Brujería

12:20

Não sei com quem estou falando, mas desconfio que não é com o Deus cristão a quem me apeguei súplice nas noites intermináveis em que morri tragicamente.

Eu pressinto que você é uma força feminina e eu te invoco reivindicando algum poder esquecido em que só tomam parte as mulheres.

Os homens e seus pactos frívolos com o tal demônio... eles pedem poder e prazer. Glória. E solicitam que a contraparte de Deus suplante todos os desejos no caminho para servir-lhes seus desejos.

Eu queria apenas riscar o meu ventre com as minhas próprias unhas. E volver meus olhos ao céu procurando a sua força. Enquanto eu sinto a ranhura doer crescente, você, de onde quer que emane, dissolveria dentro de mim todas as palavras que ficaram por dizer.

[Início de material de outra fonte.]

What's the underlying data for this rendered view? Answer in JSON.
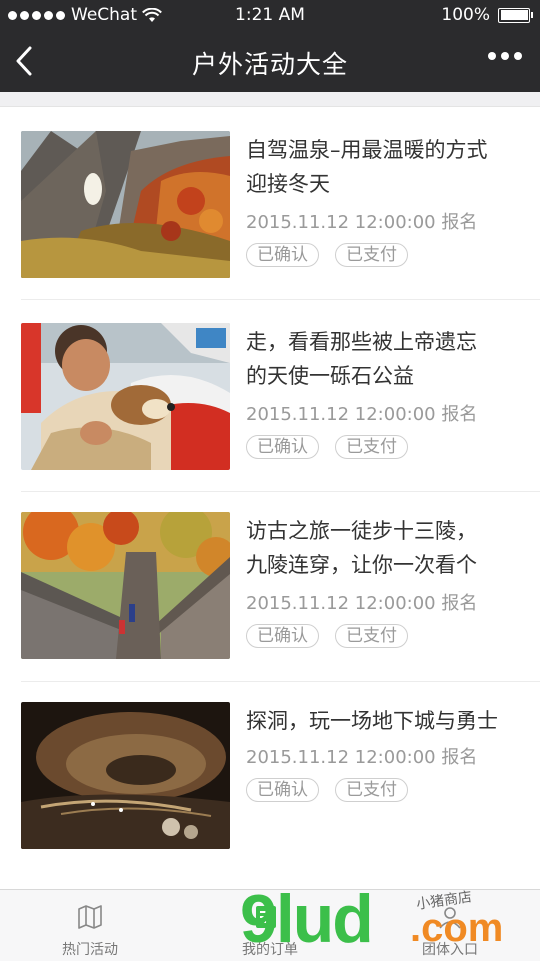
{
  "status_bar": {
    "carrier": "WeChat",
    "time": "1:21 AM",
    "battery": "100%"
  },
  "nav": {
    "title": "户外活动大全"
  },
  "activities": [
    {
      "title_line1": "自驾温泉–用最温暖的方式",
      "title_line2": "迎接冬天",
      "datetime": "2015.11.12 12:00:00",
      "action": "报名",
      "tag1": "已确认",
      "tag2": "已支付"
    },
    {
      "title_line1": "走，看看那些被上帝遗忘",
      "title_line2": "的天使一砾石公益",
      "datetime": "2015.11.12 12:00:00",
      "action": "报名",
      "tag1": "已确认",
      "tag2": "已支付"
    },
    {
      "title_line1": "访古之旅一徒步十三陵，",
      "title_line2": "九陵连穿，让你一次看个",
      "datetime": "2015.11.12 12:00:00",
      "action": "报名",
      "tag1": "已确认",
      "tag2": "已支付"
    },
    {
      "title_line1": "探洞，玩一场地下城与勇士",
      "title_line2": "",
      "datetime": "2015.11.12 12:00:00",
      "action": "报名",
      "tag1": "已确认",
      "tag2": "已支付"
    }
  ],
  "tabs": [
    {
      "label": "热门活动",
      "icon": "map-icon"
    },
    {
      "label": "我的订单",
      "icon": "order-list-icon"
    },
    {
      "label": "团体入口",
      "icon": "group-icon"
    }
  ],
  "watermark": {
    "brand": "9lud",
    "suffix": ".com",
    "small": "小猪商店"
  },
  "colors": {
    "header_bg": "#2b2b2d",
    "watermark_green": "#3cbf4a",
    "watermark_orange": "#f08a24"
  }
}
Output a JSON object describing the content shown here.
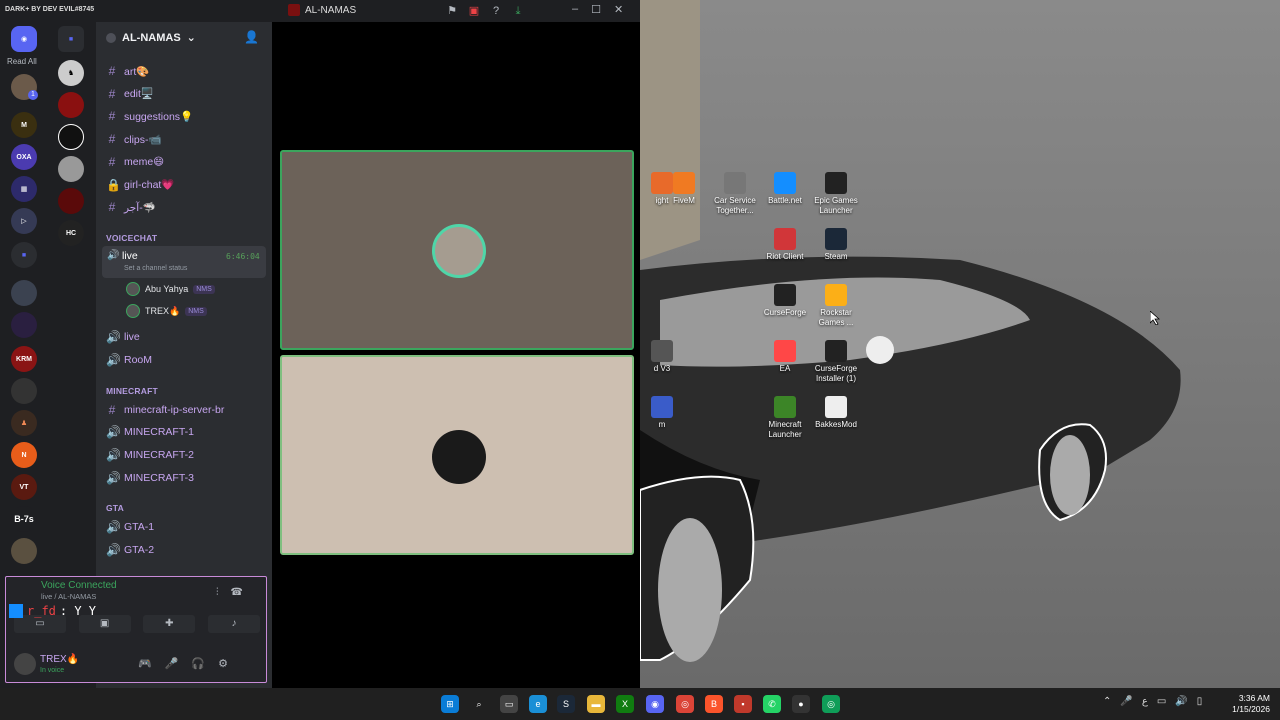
{
  "window": {
    "mod_label": "DARK+ BY DEV EVIL#8745",
    "title": "AL-NAMAS"
  },
  "rail": {
    "read_all": "Read All",
    "badge_count": "1",
    "server_labels": [
      "B-7s"
    ]
  },
  "server": {
    "name": "AL-NAMAS"
  },
  "channels": {
    "text": [
      {
        "name": "art🎨",
        "icon": "hash-icon"
      },
      {
        "name": "edit🖥️",
        "icon": "hash-icon"
      },
      {
        "name": "suggestions💡",
        "icon": "hash-icon"
      },
      {
        "name": "clips-📹",
        "icon": "hash-icon"
      },
      {
        "name": "meme😄",
        "icon": "hash-icon"
      },
      {
        "name": "girl-chat💗",
        "icon": "lock-icon"
      },
      {
        "name": "آجر-🦈",
        "icon": "hash-icon"
      }
    ],
    "voicechat_label": "VOICECHAT",
    "live_channel": {
      "name": "live",
      "timer": "6:46:04",
      "status": "Set a channel status"
    },
    "voice_users": [
      {
        "name": "Abu Yahya",
        "tag": "NMS"
      },
      {
        "name": "TREX🔥",
        "tag": "NMS"
      }
    ],
    "more_voice": [
      "live",
      "RooM"
    ],
    "minecraft_label": "MINECRAFT",
    "minecraft": [
      "minecraft-ip-server-br",
      "MINECRAFT-1",
      "MINECRAFT-2",
      "MINECRAFT-3"
    ],
    "gta_label": "GTA",
    "gta": [
      "GTA-1",
      "GTA-2"
    ]
  },
  "voice_panel": {
    "title": "Voice Connected",
    "subtitle": "live / AL-NAMAS",
    "overlay_text": ": Y Y",
    "overlay_red": "r_fd"
  },
  "user": {
    "name": "TREX🔥",
    "status": "In voice"
  },
  "desktop_icons": [
    {
      "label": "ight",
      "color": "#e86a2a"
    },
    {
      "label": "FiveM",
      "color": "#f07a22"
    },
    {
      "label": "Car Service Together...",
      "color": "#777777"
    },
    {
      "label": "Battle.net",
      "color": "#148eff"
    },
    {
      "label": "Epic Games Launcher",
      "color": "#222222"
    },
    {
      "label": "Riot Client",
      "color": "#d13639"
    },
    {
      "label": "Steam",
      "color": "#1b2838"
    },
    {
      "label": "CurseForge",
      "color": "#222222"
    },
    {
      "label": "Rockstar Games ...",
      "color": "#fcaf17"
    },
    {
      "label": "d V3",
      "color": "#555555"
    },
    {
      "label": "EA",
      "color": "#ff4747"
    },
    {
      "label": "CurseForge Installer (1)",
      "color": "#222222"
    },
    {
      "label": "m",
      "color": "#3a5cc9"
    },
    {
      "label": "Minecraft Launcher",
      "color": "#3c8527"
    },
    {
      "label": "BakkesMod",
      "color": "#eeeeee"
    }
  ],
  "clock": {
    "time": "3:36 AM",
    "date": "1/15/2026"
  }
}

E nunca mais elas poderiam atormentar o meu sono ou precipitar os meus passos.

O desamor dos homens e suas imperícias não mais tocariam a minha pele. E a memória de haver adorado qualquer um deles eu deixaria no solo onde verteria minha última lágrima em honra ao poder concedido ao meu corpo.

Preparo-me à glória entoando cantilenas sobre não ter sido amada pelos meus homens ou cingida por seu apreço. Posso enfim dizer as palavras injustas que mutilei em alegorias vãs. Depois de curada ainda carrego este corpo com que lhes servi minha pouca valia. Meus passos, meus pés e meu fôlego não mais dirão dessas pequenas desgraças íntimas. Serei testemunho que caminha da Sua misericórdia.

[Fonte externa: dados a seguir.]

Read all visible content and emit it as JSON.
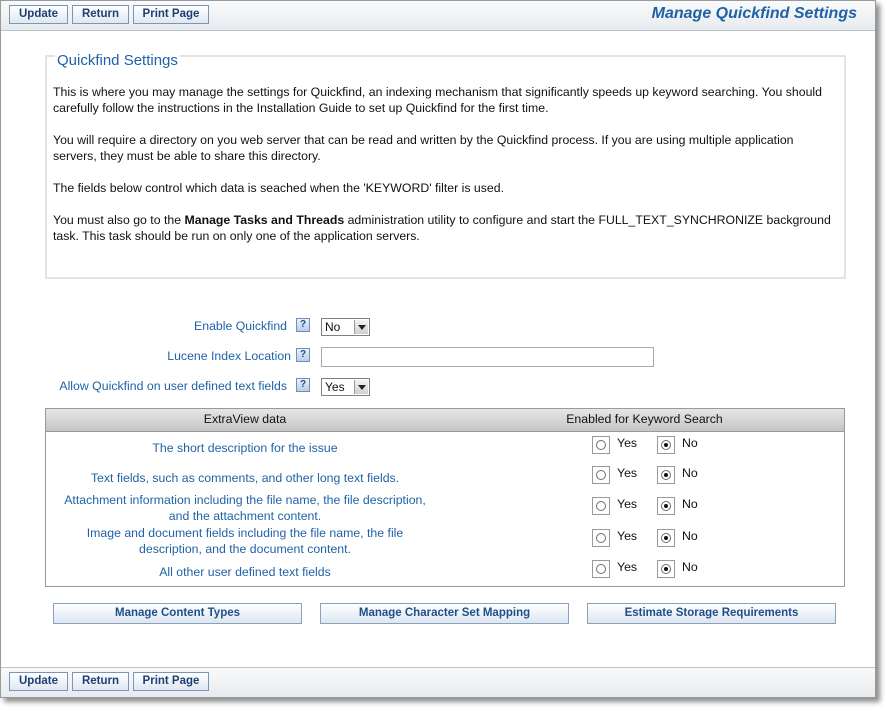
{
  "toolbar": {
    "update_label": "Update",
    "return_label": "Return",
    "print_label": "Print Page",
    "page_title": "Manage Quickfind Settings"
  },
  "info": {
    "title": "Quickfind Settings",
    "p1": "This is where you may manage the settings for Quickfind, an indexing mechanism that significantly speeds up keyword searching. You should carefully follow the instructions in the Installation Guide to set up Quickfind for the first time.",
    "p2": "You will require a directory on you web server that can be read and written by the Quickfind process. If you are using multiple application servers, they must be able to share this directory.",
    "p3": "The fields below control which data is seached when the 'KEYWORD' filter is used.",
    "p4_before": "You must also go to the ",
    "p4_bold": "Manage Tasks and Threads",
    "p4_after": " administration utility to configure and start the FULL_TEXT_SYNCHRONIZE background task. This task should be run on only one of the application servers."
  },
  "form": {
    "enable_label": "Enable Quickfind",
    "enable_value": "No",
    "location_label": "Lucene Index Location",
    "location_value": "",
    "user_defined_label": "Allow Quickfind on user defined text fields",
    "user_defined_value": "Yes",
    "help_glyph": "?"
  },
  "table": {
    "col1": "ExtraView data",
    "col2": "Enabled for Keyword Search",
    "yes_label": "Yes",
    "no_label": "No",
    "rows": [
      {
        "line1": "The short description for the issue",
        "line2": "",
        "enabled": false
      },
      {
        "line1": "Text fields, such as comments, and other long text fields.",
        "line2": "",
        "enabled": false
      },
      {
        "line1": "Attachment information including the file name, the file description,",
        "line2": "and the attachment content.",
        "enabled": false
      },
      {
        "line1": "Image and document fields including the file name, the file",
        "line2": "description, and the document content.",
        "enabled": false
      },
      {
        "line1": "All other user defined text fields",
        "line2": "",
        "enabled": false
      }
    ]
  },
  "buttons": {
    "content_types": "Manage Content Types",
    "charset_mapping": "Manage Character Set Mapping",
    "storage": "Estimate Storage Requirements"
  },
  "colors": {
    "accent": "#1f62a6",
    "button_text": "#1e3f73"
  }
}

Eu mesma me daria por animal de sacrifício. Em transe eu lhe ofertaria as minhas vísceras e as minhas urgências. E nunca mais elas arrastariam o vagar do Tempo da Vulnerabilidade. Eu suspiraria uma ultima vez à lembrança de ser tomada e preenchida e depois eu me banharia da graça de nunca mais sentir.

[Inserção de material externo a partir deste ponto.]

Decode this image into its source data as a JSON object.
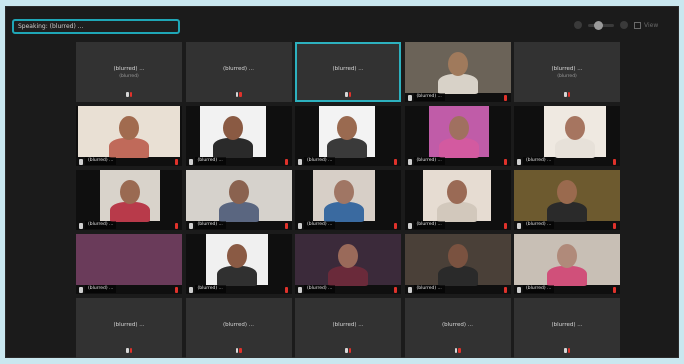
{
  "topbar": {
    "speaking_label": "Speaking: (blurred) ...",
    "view_label": "View"
  },
  "tiles": [
    {
      "kind": "name",
      "name": "(blurred) ...",
      "sub": "(blurred)"
    },
    {
      "kind": "name",
      "name": "(blurred) ...",
      "sub": ""
    },
    {
      "kind": "name",
      "name": "(blurred) ...",
      "sub": "",
      "active": true
    },
    {
      "kind": "video",
      "label": "(blurred) ..."
    },
    {
      "kind": "name",
      "name": "(blurred) ...",
      "sub": "(blurred)"
    },
    {
      "kind": "video",
      "label": "(blurred) ..."
    },
    {
      "kind": "video",
      "label": "(blurred) ..."
    },
    {
      "kind": "video",
      "label": "(blurred) ..."
    },
    {
      "kind": "video",
      "label": "(blurred) ..."
    },
    {
      "kind": "video",
      "label": "(blurred) ..."
    },
    {
      "kind": "video",
      "label": "(blurred) ..."
    },
    {
      "kind": "video",
      "label": "(blurred) ..."
    },
    {
      "kind": "video",
      "label": "(blurred) ..."
    },
    {
      "kind": "video",
      "label": "(blurred) ..."
    },
    {
      "kind": "video",
      "label": "(blurred) ..."
    },
    {
      "kind": "video",
      "label": "(blurred) ..."
    },
    {
      "kind": "video",
      "label": "(blurred) ..."
    },
    {
      "kind": "video",
      "label": "(blurred) ..."
    },
    {
      "kind": "video",
      "label": "(blurred) ..."
    },
    {
      "kind": "video",
      "label": "(blurred) ..."
    },
    {
      "kind": "name",
      "name": "(blurred) ...",
      "sub": ""
    },
    {
      "kind": "name",
      "name": "(blurred) ...",
      "sub": ""
    },
    {
      "kind": "name",
      "name": "(blurred) ...",
      "sub": ""
    },
    {
      "kind": "name",
      "name": "(blurred) ...",
      "sub": ""
    },
    {
      "kind": "name",
      "name": "(blurred) ...",
      "sub": ""
    }
  ],
  "colors": {
    "accent": "#2db1bf",
    "tile_bg": "#323232",
    "mic_muted": "#e0322b",
    "window_bg": "#1b1b1b",
    "page_bg": "#c9e7ef"
  }
}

Senhora de mim, eu me dobraria à minha própria disciplina e só a você deveria honras.

Nunca mais burnir o altar de falsos deuses ou colher suas leviandades lancinantes. Eu me tornaria Imperdoável e estaria enfim apaziguada.

Eu queria a esperança de que as minhas mãos pudessem manipular magia e que a minha voz pudesse sobrescrever no sereno da madrugada encantos infalíveis de dissolução e apagamento.

Do contrário, eu preciso domesticar meu infortúnio todos os dias, empenhando tudo do meu viço nesse engenho inglório. E eles dirão, apiedados, que é triste estar acompanhado da minha melancolia.

Deusa, você me ouve?

Eu me apresento exausta para ser tocada e remida. Pequei contra mim. E desejo juntar todos os pedaços da minha história que lancei ao mundo.

Hoje mesmo morro de novo sem salvação.